Contractors facing these issues are often cash-strapped, having allocated the majority of their resources to completing projects. Singularity Legal is equipped to help clients not only by representing them in disputes but also by raising finance to enable them to pursue genuine claims that they may have been unable to pursue due to a lack of funds. In addition, our strong litigation finance practice is available to help clients reach a logical end to their disputes.
Can you provide an example of a high-value arbitration or litigation case your firm recently handled?
PB: We have represented numerous clients in high-value arbitrations and litigations across the globe under various ad hoc and institutional rules. For example, we recently represented a Qatari HNI in a $130 million DIAC arbitration under a settlement agreement for relinquishing his shares in a multinational oil and gas enterprise against his joint venture partner and a Cayman Islands group company. This dispute also involved parallel proceedings in courts of various jurisdictions such as the DIFC, Singapore, the Cayman Islands, the UK, and Switzerland. In addition, we have done several such multijurisdictional and complex projects in the oil and gas and construction space.

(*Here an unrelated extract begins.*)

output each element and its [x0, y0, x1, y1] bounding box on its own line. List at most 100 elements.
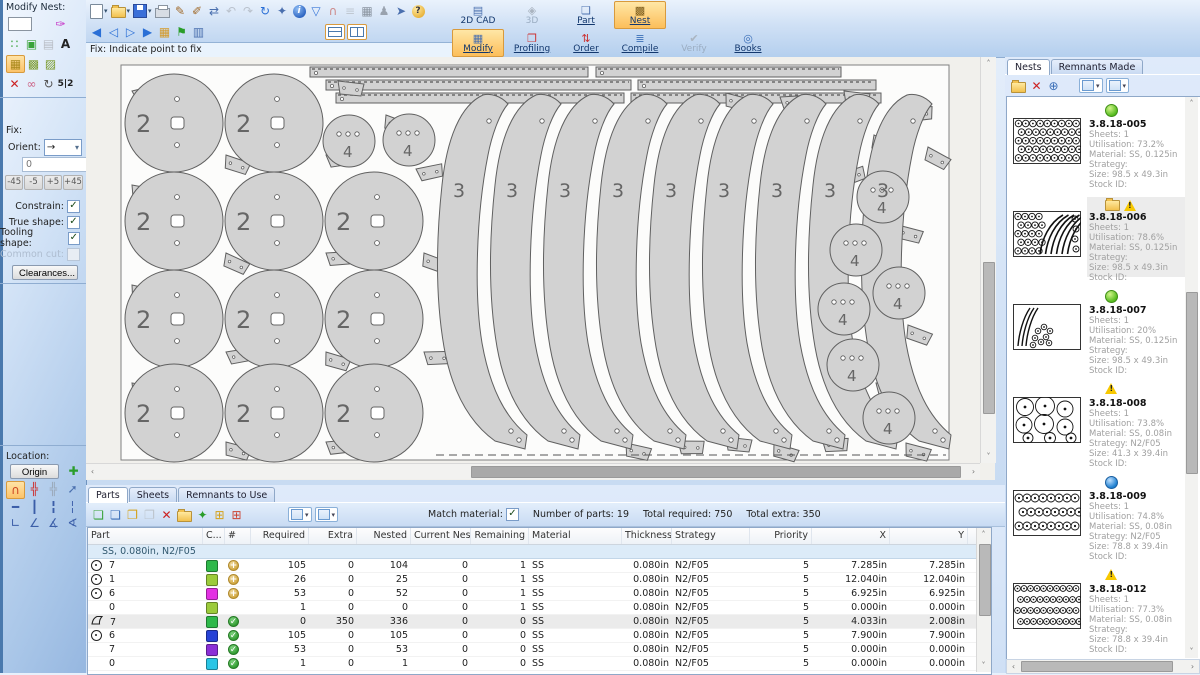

Would you be able to elaborate on your expertise with respect to litigation finance, and the associated risks?
PB: Since Singularity Legal’s inception, we have firmly focused on litigation finance. Our model helps clients pursue genuine claims that they would have been otherwise unable to pursue due to a lack of resources. We act as counsel on both the buy-side and the sell-side.

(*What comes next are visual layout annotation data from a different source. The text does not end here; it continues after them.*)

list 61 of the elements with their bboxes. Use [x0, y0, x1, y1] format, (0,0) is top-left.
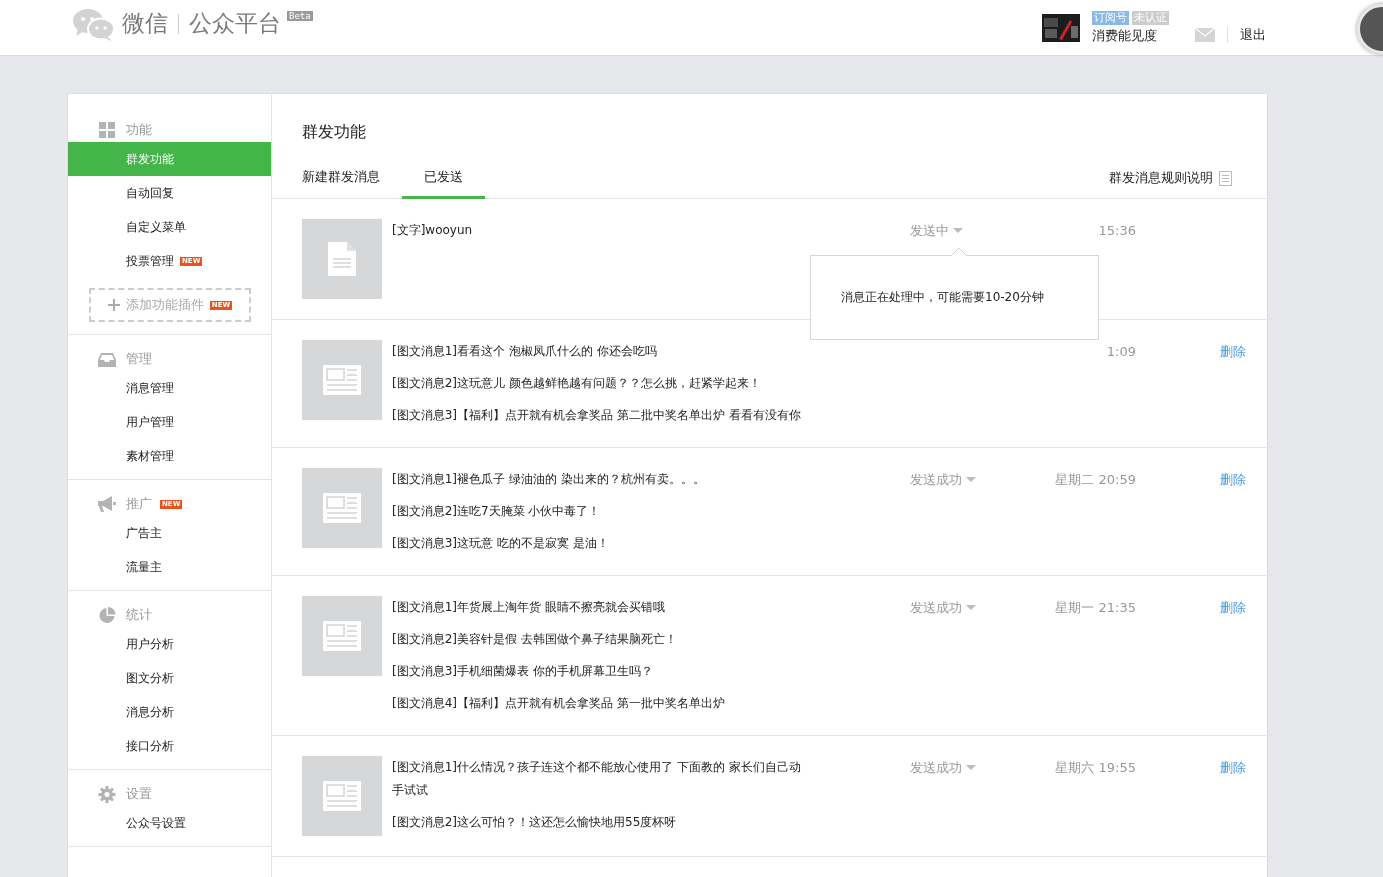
message-title[interactable]: [图文消息3]这玩意 吃的不是寂寞 是油！	[392, 532, 812, 555]
sidebar-item[interactable]: 用户管理	[68, 405, 271, 439]
tray-icon	[98, 351, 116, 367]
grid-icon	[98, 122, 116, 138]
message-title[interactable]: [图文消息1]褪色瓜子 绿油油的 染出来的？杭州有卖。。。	[392, 468, 812, 491]
megaphone-icon	[98, 496, 116, 512]
send-time: 15:36	[1097, 222, 1136, 240]
sidebar-item[interactable]: 流量主	[68, 550, 271, 584]
page-title: 群发功能	[301, 121, 367, 143]
message-title[interactable]: [图文消息2]这么可怕？！这还怎么愉快地用55度杯呀	[392, 811, 812, 834]
logo-icon	[72, 6, 116, 41]
menu-section-title: 设置	[126, 785, 152, 803]
tooltip-arrow	[951, 247, 967, 256]
message-title[interactable]: [图文消息1]年货展上淘年货 眼睛不擦亮就会买错哦	[392, 596, 812, 619]
article-icon	[323, 781, 361, 811]
tab[interactable]: 新建群发消息	[302, 157, 402, 199]
message-title[interactable]: [图文消息2]这玩意儿 颜色越鲜艳越有问题？？怎么挑，赶紧学起来！	[392, 372, 812, 395]
document-icon	[328, 242, 356, 276]
send-time: 星期六 19:55	[1054, 759, 1136, 777]
account-tag: 订阅号	[1092, 10, 1129, 25]
product-name: 公众平台	[189, 9, 281, 38]
account-name[interactable]: 消费能见度	[1092, 26, 1169, 45]
settings-icon	[98, 785, 116, 803]
plus-icon	[107, 299, 120, 311]
article-icon	[323, 365, 361, 395]
caret-icon	[966, 605, 976, 610]
menu-section-title: 统计	[126, 606, 152, 624]
pie-chart-icon	[98, 606, 116, 624]
menu-section-title: 功能	[126, 121, 152, 139]
tab[interactable]: 已发送	[402, 157, 485, 199]
message-title[interactable]: [图文消息2]连吃7天腌菜 小伙中毒了！	[392, 500, 812, 523]
sidebar-item[interactable]: 公众号设置	[68, 806, 271, 840]
message-title[interactable]: [图文消息2]美容针是假 去韩国做个鼻子结果脑死亡！	[392, 628, 812, 651]
sidebar-item[interactable]: 消息管理	[68, 371, 271, 405]
message-title[interactable]: [图文消息3]【福利】点开就有机会拿奖品 第二批中奖名单出炉 看看有没有你	[392, 404, 812, 427]
caret-icon	[966, 765, 976, 770]
brand-name: 微信	[122, 9, 168, 38]
sidebar-item[interactable]: 广告主	[68, 516, 271, 550]
message-title[interactable]: [图文消息4]【福利】点开就有机会拿奖品 第一批中奖名单出炉	[392, 692, 812, 715]
message-title[interactable]: [图文消息3]手机细菌爆表 你的手机屏幕卫生吗？	[392, 660, 812, 683]
caret-icon	[953, 228, 963, 233]
sidebar-item[interactable]: 素材管理	[68, 439, 271, 473]
sidebar-item[interactable]: 自动回复	[68, 176, 271, 210]
rules-link[interactable]: 群发消息规则说明	[1109, 169, 1213, 187]
caret-icon	[966, 477, 976, 482]
article-icon	[323, 621, 361, 651]
sidebar-item[interactable]: 自定义菜单	[68, 210, 271, 244]
sidebar-item[interactable]: 用户分析	[68, 627, 271, 661]
article-icon	[323, 493, 361, 523]
send-time: 星期二 20:59	[1054, 471, 1136, 489]
sidebar-item[interactable]: 接口分析	[68, 729, 271, 763]
menu-section-title: 管理	[126, 350, 152, 368]
logout-link[interactable]: 退出	[1240, 25, 1266, 44]
sidebar-item[interactable]: 消息分析	[68, 695, 271, 729]
message-title[interactable]: [文字]wooyun	[392, 219, 812, 242]
send-time: 1:09	[1105, 343, 1136, 361]
message-title[interactable]: [图文消息1]什么情况？孩子连这个都不能放心使用了 下面教的 家长们自己动手试试	[392, 756, 812, 802]
message-title[interactable]: [图文消息1]看看这个 泡椒凤爪什么的 你还会吃吗	[392, 340, 812, 363]
sidebar-item[interactable]: 图文分析	[68, 661, 271, 695]
beta-badge: Beta	[287, 10, 313, 21]
menu-section-title: 推广	[126, 495, 152, 513]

We have assisted funders in conducting diligence and independently assessing the merits of claims as well as their recoverability in various projects. For instance, we have assisted a global litigation funder in evaluating the merits of a portfolio of $1 billion concerning 10 mega infrastructure projects.

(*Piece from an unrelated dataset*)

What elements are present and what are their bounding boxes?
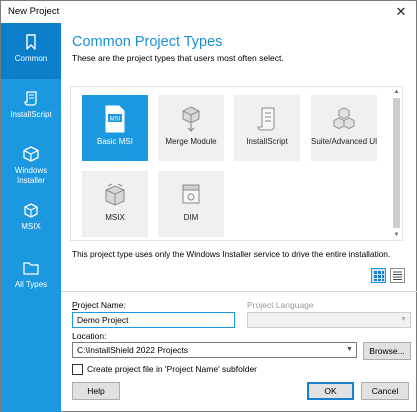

On the other hand, we also assist clients in raising finance for their disputes. For instance, we raised finance for a $1 billion-dollar dispute between our client against a state-owned entity.
Most importantly, litigation finance is non-recourse finance. If the client is unsuccessful in the dispute, they do not have to repay the funder. However, the client will usually retain the risk of paying adverse costs in such a situation. On the other hand, if the client succeeds, they will have to part with a certain percentage – usually between 10% and 30% – which is the funder’s uplift once the monies have been recovered.
Having been established in 2017 and exponentially growing over the last six years, how do you envision business success in the future?
PB: We are in the midst of a global economic turmoil. Amidst this, we anticipate a rise in disputes and a corresponding increase in demand for litigation finance to prosecute these claims.
Additionally, Singularity Legal also expects to see a surge in contentious bankruptcy work and enforcement of awards and judgments. Nevertheless, despite the challenging circumstances, we remain optimistic about the overall business atmosphere and anticipate further growth opportunities.